Seeking the spring of living water
By LORRAINE V. MURRAY, Commentary | Published April 5, 2022
When my sister and I were toddlers, we played in a courtyard at the back of the family’s brownstone. Our mother would look out the window occasionally to make sure we weren’t wreaking havoc, but generally we were left to our own devices. At some point, thirst would strike and we would start yelling for her.
Rather than walk downstairs, however, she invented an ingenious plan, which consisted of taking plastic cups of water, tying a rope around them and lowering them down to us. Once we’d had our fill, we tugged on the rope, and she lifted the cups back into the kitchen.
With that memory in mind, my eyes fill with tears whenever I get to the part of the Passion story where Jesus says through parched lips, “I thirst.” He had been imprisoned overnight, no doubt without food and water, and then beaten brutally and pierced with nails. Dehydrated from the loss of blood, he was experiencing an intense, painful thirst, impossible to imagine.
He was in excruciating pain, and could have shouted something else. In his situation, wouldn’t we have begged someone to get us down, stop the agony? Many men who were crucified apparently cursed the crowd so viciously that their tongues were cut out to silence them. But Jesus had just stunned the crowd by his gentleness when he forgave his tormentors!
I think of Mary beneath the cross, remembering the times she heard her son, when he was a little boy, asking for a drink of water. Remembering how she’d get up in the middle of the night to care for him. Recalling how she quenched his thirst with her own milk, when he was an infant.
She must have wept, realizing she couldn’t help him now, even though his need was so great. She couldn’t relieve his pain, she couldn’t wipe the blood from his face and she couldn’t put a cup of water to his lips.

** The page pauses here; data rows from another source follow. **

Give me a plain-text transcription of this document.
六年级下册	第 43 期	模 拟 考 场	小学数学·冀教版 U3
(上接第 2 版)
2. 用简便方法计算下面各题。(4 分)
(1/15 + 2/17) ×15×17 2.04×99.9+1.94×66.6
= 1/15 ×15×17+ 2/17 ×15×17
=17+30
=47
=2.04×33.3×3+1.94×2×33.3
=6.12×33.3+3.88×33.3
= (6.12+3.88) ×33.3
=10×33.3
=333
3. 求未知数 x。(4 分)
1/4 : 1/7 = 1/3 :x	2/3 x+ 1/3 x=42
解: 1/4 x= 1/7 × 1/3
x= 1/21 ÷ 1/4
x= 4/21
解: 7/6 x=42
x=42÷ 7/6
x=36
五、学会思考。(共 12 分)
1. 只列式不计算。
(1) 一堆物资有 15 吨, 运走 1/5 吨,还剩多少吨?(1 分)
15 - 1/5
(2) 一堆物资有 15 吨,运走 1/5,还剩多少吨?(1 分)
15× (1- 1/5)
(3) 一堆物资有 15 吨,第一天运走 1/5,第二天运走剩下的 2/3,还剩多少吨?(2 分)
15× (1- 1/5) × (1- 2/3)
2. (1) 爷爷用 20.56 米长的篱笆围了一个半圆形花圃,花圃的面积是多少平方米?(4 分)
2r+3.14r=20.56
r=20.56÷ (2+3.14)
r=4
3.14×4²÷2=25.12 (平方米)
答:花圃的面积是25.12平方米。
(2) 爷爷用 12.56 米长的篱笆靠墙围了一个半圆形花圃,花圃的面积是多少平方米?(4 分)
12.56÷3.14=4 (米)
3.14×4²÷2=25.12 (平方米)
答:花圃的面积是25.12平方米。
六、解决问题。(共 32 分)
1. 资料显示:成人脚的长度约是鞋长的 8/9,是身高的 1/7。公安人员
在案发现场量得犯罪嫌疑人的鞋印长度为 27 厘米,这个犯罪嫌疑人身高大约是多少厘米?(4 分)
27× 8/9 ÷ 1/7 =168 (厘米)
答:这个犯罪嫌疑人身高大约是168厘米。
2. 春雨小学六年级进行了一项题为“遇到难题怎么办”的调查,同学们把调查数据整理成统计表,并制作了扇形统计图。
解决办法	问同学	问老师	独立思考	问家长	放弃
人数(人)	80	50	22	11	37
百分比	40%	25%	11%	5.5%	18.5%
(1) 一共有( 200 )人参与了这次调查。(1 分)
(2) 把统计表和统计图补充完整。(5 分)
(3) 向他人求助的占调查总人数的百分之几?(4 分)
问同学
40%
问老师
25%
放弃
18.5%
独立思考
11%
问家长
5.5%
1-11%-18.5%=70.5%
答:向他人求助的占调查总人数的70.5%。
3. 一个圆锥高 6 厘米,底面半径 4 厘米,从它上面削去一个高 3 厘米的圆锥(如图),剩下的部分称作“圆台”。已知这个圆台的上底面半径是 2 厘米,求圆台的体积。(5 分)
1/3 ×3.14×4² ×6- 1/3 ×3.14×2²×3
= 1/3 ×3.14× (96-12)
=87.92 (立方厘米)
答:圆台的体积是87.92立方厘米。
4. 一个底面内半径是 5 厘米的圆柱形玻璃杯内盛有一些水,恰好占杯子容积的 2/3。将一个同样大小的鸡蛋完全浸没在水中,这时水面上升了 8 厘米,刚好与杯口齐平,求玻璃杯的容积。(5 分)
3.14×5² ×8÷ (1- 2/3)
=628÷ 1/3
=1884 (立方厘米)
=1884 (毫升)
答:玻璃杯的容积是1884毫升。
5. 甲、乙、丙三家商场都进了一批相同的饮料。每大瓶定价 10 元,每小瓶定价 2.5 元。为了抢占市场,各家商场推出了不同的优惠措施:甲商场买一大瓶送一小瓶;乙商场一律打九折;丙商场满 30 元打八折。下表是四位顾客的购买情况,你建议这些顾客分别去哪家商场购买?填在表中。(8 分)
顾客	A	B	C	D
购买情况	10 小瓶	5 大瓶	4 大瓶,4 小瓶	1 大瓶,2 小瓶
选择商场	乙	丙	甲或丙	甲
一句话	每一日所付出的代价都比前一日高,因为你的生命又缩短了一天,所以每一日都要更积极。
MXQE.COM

At the same time, she surely knew her Son’s thirst also had a deeper meaning. “Not a drink of earthly water, that is not what he meant, but a drink of love!” Fulton Sheen writes. After all, wasn’t that Christ’s message, that we should love one another and forgive our enemies? And on the cross, wasn’t he the ultimate picture of someone the crowds hated? They wanted him to undergo the cruelest, most humiliating punishment imaginable. They saw the Lamb of God as an enemy! They thought this gentle soul was worse than the murderer Barabbas!
In the homes that Mother Teresa started, the words “I thirst” are written in big letters behind every altar in every chapel. The sisters know that when they minister to poor, broken people, they are satisfying Christ’s thirst for love.
It is this love he offered the Samaritan woman at the well, when he said, “Everyone who drinks this water shall thirst again; but whoever drinks the water I shall give will never thirst; the water I shall give will become in him a spring of water welling up to eternal life. It is this love he offered his disciples when he said, “Whoever believes in me will never thirst.”
Some people pursue riches and power, while others chase beauty and youth. Everything we thirst for on earth ultimately fails us. Beauty fades, riches disappoint, power corrupts. Promises are broken and gentle hearts are crushed.
A baby in a manger, crying for milk; girls in a courtyard, calling for a drink; a mother beneath the cross, weeping. And everywhere, the longing for something meaningful, something changeless, something that will nourish our souls forever.
Only Christ can quench our thirst for something deeper, which is an endless spring of living water, an eternal stream of love.